Malitos los actores. Quisieron montar una tragedia (sembrar el caos, hacer invivible la república); pero exageraron a tal punto en gesticulación y voces engoladas, que resultaron inverosímiles y terminaron interpretando una ópera bufa. Para salvar el pellejo, en su vieja escalada contra la justicia precipitaron el fiscal Martínez y el senador Uribe la asonada del día contra ella. Ya la Corte Suprema preparaba reconvención al fiscal por conflictos de interés en el ejercicio del cargo, a cuyo amparo encubría la desmesurada corrupción de Odebrecht. Y reactivaba llamado a indagatoria a Uribe, por manipulación de testigos en un caso que involucra a paramilitares. Curtidos manipuladores de la opinión hasta transformar franjas enteras de ciudadanos en rebaño, aprovecharon el desconcierto de muchos ―crédulos impresionables al vibrato de la caverna y fanáticos que le hacen eco― para mutar en oportunidad política su derrota colosal con las objeciones a la JEP e invitar a la protesta callejera contra ella. Y pasar a mayores. Fantasearon con demolerlo todo con la contundencia de una acción sin retorno.
Según ellos, el auto que libraba de extradición a Santrich desafiaba el orden jurídico y obedecía a un pacto de cogobierno con el narcotráfico. En nombre del Estado de derecho y de la paz, un reducto de exaltados propuso decretar estado de conmoción interior y convocar constituyente. El primero, para extraditar a Santrich acaso sin pruebas, provocar así el regreso de los desmovilizados a la guerra y ensayar los excesos que la conmoción permite en manos de algún perdonavidas desesperado y vengativo. La segunda, para rediseñar un Estado que quepa en el bolsillo de la derecha.
Ni marchó la galería en las calles, ni vivieron más de un suspiro las iniciativas de conmoción y constituyente. Pero Martínez se dio el lujo de inducir, por omisión de pruebas, la decisión de la JEP, que se pronunciaba en estricto derecho.
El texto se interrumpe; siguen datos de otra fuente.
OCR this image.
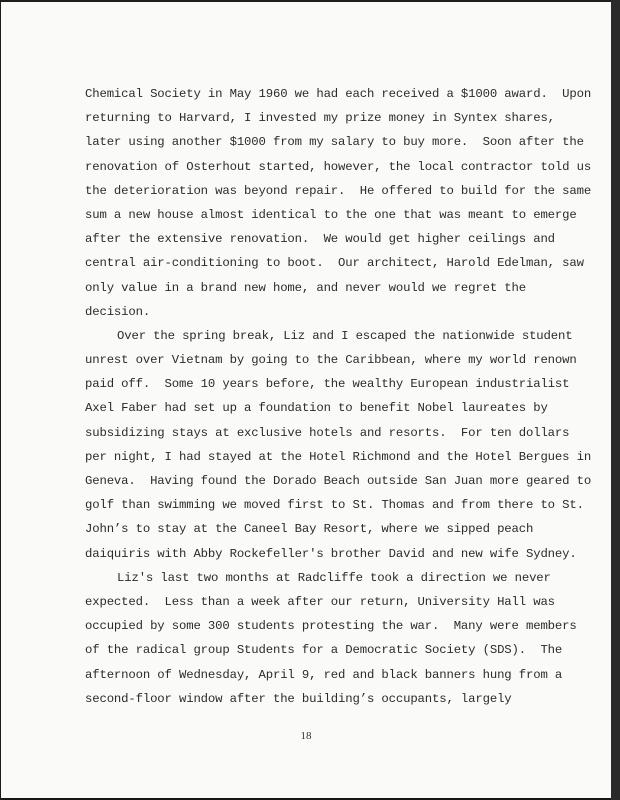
Chemical Society in May 1960 we had each received a $1000 award.  Upon
returning to Harvard, I invested my prize money in Syntex shares,
later using another $1000 from my salary to buy more.  Soon after the
renovation of Osterhout started, however, the local contractor told us
the deterioration was beyond repair.  He offered to build for the same
sum a new house almost identical to the one that was meant to emerge
after the extensive renovation.  We would get higher ceilings and
central air-conditioning to boot.  Our architect, Harold Edelman, saw
only value in a brand new home, and never would we regret the
decision.
Over the spring break, Liz and I escaped the nationwide student
unrest over Vietnam by going to the Caribbean, where my world renown
paid off.  Some 10 years before, the wealthy European industrialist
Axel Faber had set up a foundation to benefit Nobel laureates by
subsidizing stays at exclusive hotels and resorts.  For ten dollars
per night, I had stayed at the Hotel Richmond and the Hotel Bergues in
Geneva.  Having found the Dorado Beach outside San Juan more geared to
golf than swimming we moved first to St. Thomas and from there to St.
John’s to stay at the Caneel Bay Resort, where we sipped peach
daiquiris with Abby Rockefeller's brother David and new wife Sydney.
Liz's last two months at Radcliffe took a direction we never
expected.  Less than a week after our return, University Hall was
occupied by some 300 students protesting the war.  Many were members
of the radical group Students for a Democratic Society (SDS).  The
afternoon of Wednesday, April 9, red and black banners hung from a
second-floor window after the building’s occupants, largely
18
Él y los gringos se las negaron una y otra vez. Mas, no bien se conoció aquel auto, aparecieron las esquivas pruebas. A dos minutos de su libertad, recapturó la Fiscalía al sindicado para juzgarlo, como bien lo proponía la propia JEP. Mas ya Martínez había llevado la justicia transicional a la picota pública y ahora se coronaba con laureles de justiciero insobornable. Ni el Presidente ni el partido de Gobierno le preguntaron por su oscura relación con la firma más corrupta del continente.
No podían. El flamante embajador de Estados Unidos acababa de inmortalizar a Martínez con el calificativo de “patriota”. Al estruendoso silencio con que este Gobierno bendijo la humillante violación de la soberanía nacional en cabeza de nuestras Cortes le seguirá la marcha ―hace nueve meses emprendida― de colonizados en pos del amo. José Obdulio Gaviria, ideólogo del ala extremista del Centro Democrático, abrió en febrero de par en par este camino cuando escribió con pasión de converso: “bien valdría la pena que Secretaría de Estado piense seriamente en aplicar sanciones a los magistrados JEP saboteadores/cómplices”.
Le salieron al público con una bufonada y éste va desalojando desencantado la sala. Ya lo habían dicho voceros de los Partidos liberal, la U y Cambio Radical: “el caos que algunos pregonan no existe. Las soluciones están previstas en nuestra Carta Política”. Y Álvaro García, presidente de la Corte Suprema remachó con broche de oro: rechazó “el sistemático ataque a la integridad del poder judicial […] Las Cortes representan la guarda de la integridad y supremacía de la Constitución. Cualquier interferencia, acto injusto, persecución o interceptación ilegal contra sus magistrados es también una agresión contra la independencia judicial”. Controle la ultraderecha su compulsión subversiva contra el Estado de derecho. Mejor le va si se aviene a la democracia y a la paz.